Menehune
Primary Sources
- Hawaiian oral tradition
- Abraham Fornander, An Account of the Polynesian Race (1878-1885)
Related Beings
Hawaiian tradition holds that the Menehune lived on the islands before the Hawaiians arrived. They were small, between sixty centimeters and a meter tall, and lived hidden in forests and valleys. Their skill was construction. They could build fishponds, irrigation ditches, temples, and roads in a single night if their numbers were sufficient.
The Fishpond
The Alekoko Fishpond on Kauai is a stone-walled aquaculture enclosure 274 meters in diameter, built with cut and fitted basalt blocks. Hawaiian tradition attributes it to the Menehune, who supposedly completed it in one night by forming a double line and passing stones hand to hand from a quarry several kilometers away. The fishpond is real. It appears on the National Register of Historic Places.
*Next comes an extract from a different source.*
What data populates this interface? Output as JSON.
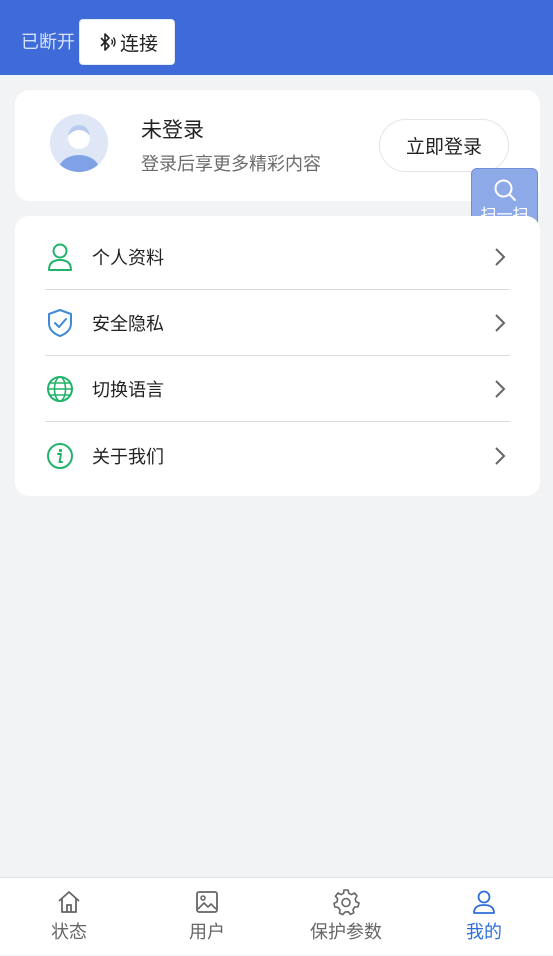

Who actually built it, and when, is less clear.
One Night Only
The Menehune’s rule was that any project had to be finished between sunset and sunrise. If dawn arrived before the work was done, they abandoned it and the structure remained unfinished forever. Several incomplete stone walls and watercourses in Hawaii are explained this way. The rule served the narrative: it explained both the existence of impressive ancient structures and the presence of ruins.
The Earlier People
The 1820 Hawaiian census of Kauai recorded 65 people who identified themselves as Menehune. Some archaeologists and historians have proposed that the Menehune tradition preserves a cultural memory of the Marquesas Islanders, an earlier Polynesian settlement wave that was displaced when Tahitian settlers arrived around 1000-1200 CE. The “small hidden builders” may be the later arrivals’ way of remembering the people who were already there.